Perhaps put a person in the park and across the street.
Landscape and put your tree and picnic table on this layer.
Layers Control the Thematic Appearance of the Model
Now that the grouped objects in your model are organized i layers, you have a certain amount of control over which objects are visible. This is useful for several reasons. As your model becomes more complicated, Layers allow you to turn off classes of objects that you don't want in the way when you are trying to control where you are creating stuff. The ability to turn off layers allows you to control what objects are being selected when you drag a box around things.
The Outliner Window and the Hierarchal organization of your Model
Now lets look at another way of organizing your model. If you choose Window->Outliner you will see that the groups we have made and the trees and cars and the sketchup guy are all identified here./ Selecting a group from the outliner window selects that group in the model. If you turn layers on and off, this also affects what groups appear in the outliner. Next we are going to observe how the Outliner Window lets us create a hierarchal structure for our geometry that is very useful.
Create a Development Scheme
A Property is a Parcel of Land plus the improvements: buildings and landscaping elements that sit on that parcel.
- In the outliner window select your building, and your parcel and your tree and your picnic table and group them. Now you have a group of groups!
- You can call this group 39 Tileston Street.
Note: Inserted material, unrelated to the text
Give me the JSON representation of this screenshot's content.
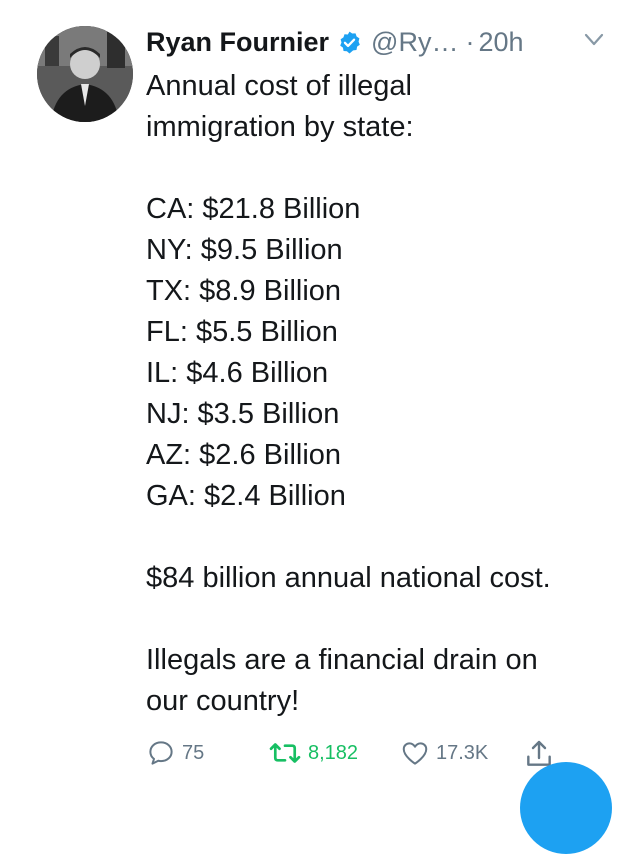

- Back in the sketchup window, grab the Move Tool to select one corner of the parcel.
- Holding the Control key down causes a plus sign to appear next to the move tool, which means that you will be moving a copy of the object.
- Move a copy of 39Tileston across from the first one, as if there was a street in the middle.
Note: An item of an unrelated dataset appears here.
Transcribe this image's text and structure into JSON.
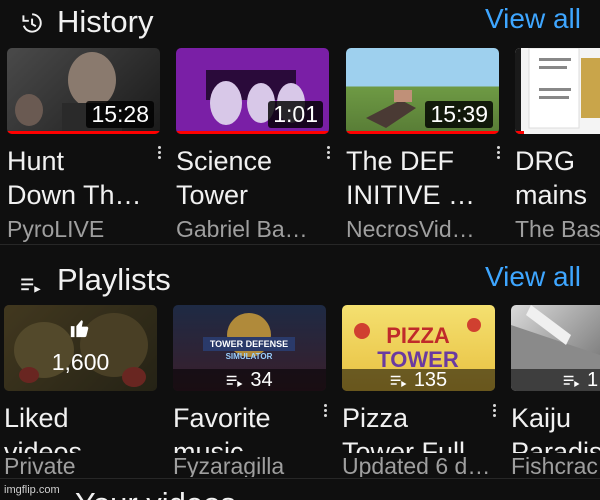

- Note in the outline window that you have two copies of 39 Tileston. You can right-click the new one and rename it 38 Tileston.
What we have created is a Object Schema for a property. And we now have two instances of that schema that have a similar arrangement of elements. Now we can use the Outliner window to go into these hierarchal objects and select the tree that is associated with 39 Tileston. We can select and lock all of the elements of 38 Tileston by locking the group. This arrangement demonstrates how grouping creates a Hierarchal Orgaization of the model. 38 Tileson and 39 Tileston are independent and so we can modify the shape of the buildings their piosition on the parcels and the position and number of trees and picnic tables to experiment with the massing and siting of buildings might create a different feel for the street.
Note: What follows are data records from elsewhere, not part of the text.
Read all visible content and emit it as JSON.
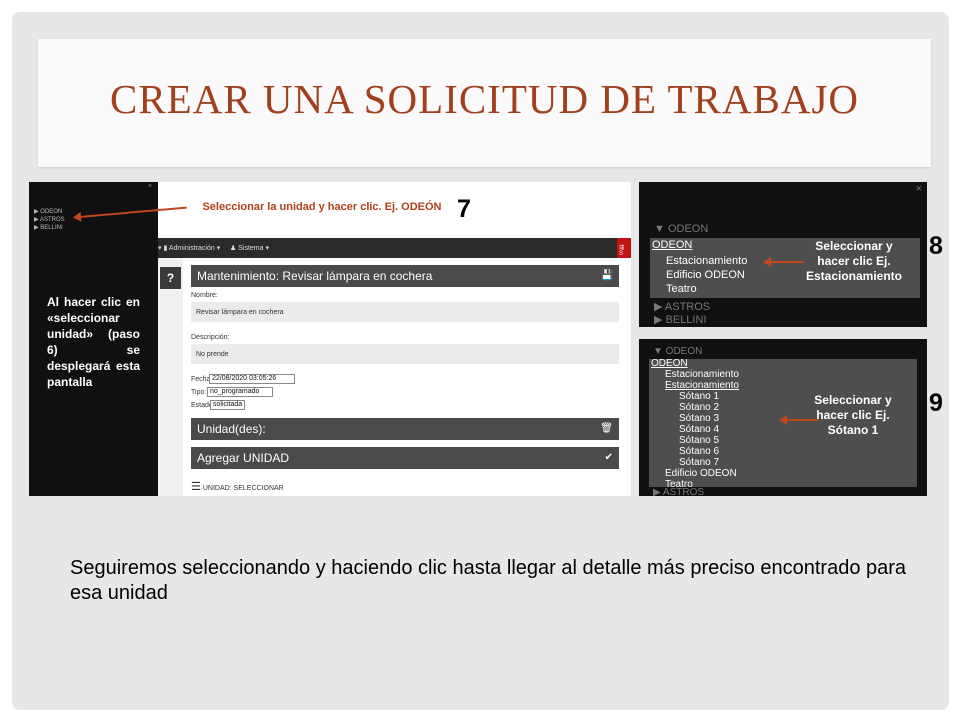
{
  "slide": {
    "title": "CREAR UNA SOLICITUD DE TRABAJO",
    "bottom_text": "Seguiremos seleccionando y haciendo clic hasta llegar al detalle más preciso encontrado para esa unidad"
  },
  "left": {
    "sidebar_tree": [
      "▶ ODEON",
      "▶ ASTROS",
      "▶ BELLINI"
    ],
    "sidebar_close": "×",
    "sidebar_note": "Al hacer clic en «seleccionar unidad» (paso 6) se desplegará esta pantalla",
    "callout": "Seleccionar la unidad y hacer clic. Ej. ODEÓN",
    "step": "7",
    "nav": {
      "admin": "▾  ▮ Administración ▾",
      "system": "♟ Sistema ▾",
      "right": "⇶ S"
    },
    "help": "?",
    "header": "Mantenimiento: Revisar lámpara en cochera",
    "save_icon": "💾",
    "nombre_label": "Nombre:",
    "nombre_value": "Revisar lámpara en cochera",
    "descripcion_label": "Descripción:",
    "descripcion_value": "No prende",
    "fecha_label": "Fecha:",
    "fecha_value": "22/08/2020 03:05:26",
    "tipo_label": "Tipo:",
    "tipo_value": "no_programado",
    "estado_label": "Estado:",
    "estado_value": "solicitada",
    "unidades": "Unidad(des):",
    "trash_icon": "🗑",
    "agregar": "Agregar UNIDAD",
    "check_icon": "✔",
    "menu_icon": "☰",
    "unidad_sel": "UNIDAD: SELECCIONAR"
  },
  "panel8": {
    "step": "8",
    "close": "×",
    "odeon_dim": "▼ ODEON",
    "odeon": "ODEON",
    "items": [
      "Estacionamiento",
      "Edificio ODEON",
      "Teatro"
    ],
    "astros": "▶ ASTROS",
    "bellini": "▶ BELLINI",
    "callout": "Seleccionar y hacer clic Ej. Estacionamiento"
  },
  "panel9": {
    "step": "9",
    "odeon_dim": "▼ ODEON",
    "odeon": "ODEON",
    "estacionamiento": "Estacionamiento",
    "estacionamiento2": "Estacionamiento",
    "sotanos": [
      "Sótano 1",
      "Sótano 2",
      "Sótano 3",
      "Sótano 4",
      "Sótano 5",
      "Sótano 6",
      "Sótano 7"
    ],
    "edificio": "Edificio ODEON",
    "teatro": "Teatro",
    "astros": "▶ ASTROS",
    "callout": "Seleccionar y hacer clic Ej. Sótano 1"
  },
  "colors": {
    "title": "#a2401e",
    "arrow": "#c0471e",
    "callout_red": "#b0401a"
  }
}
Concluding Remarks and Scenes
I hope that this tutorial has conveyed the two fundamental means that Sketchup provides for organizing geometry: layers and groups, and how layers and groups relate to each-other. Layers are a way for you to organize your model thematically. Groups provide a means of organizing your model hierarchically. The Outliner window provides a way of accessing elements of your model through its hierarchal structure. This is plenty for one tutorial session. But there is one more aspect of sketchup model organization that we should discuss soon: Once your model has become complicated, you may want to be able to store combinations of layer settings and the status hidden groups. This is accomplished by a third and final way of organizing a sketchup model -- Scenes. Perhaps we will cover this in the next tutorial!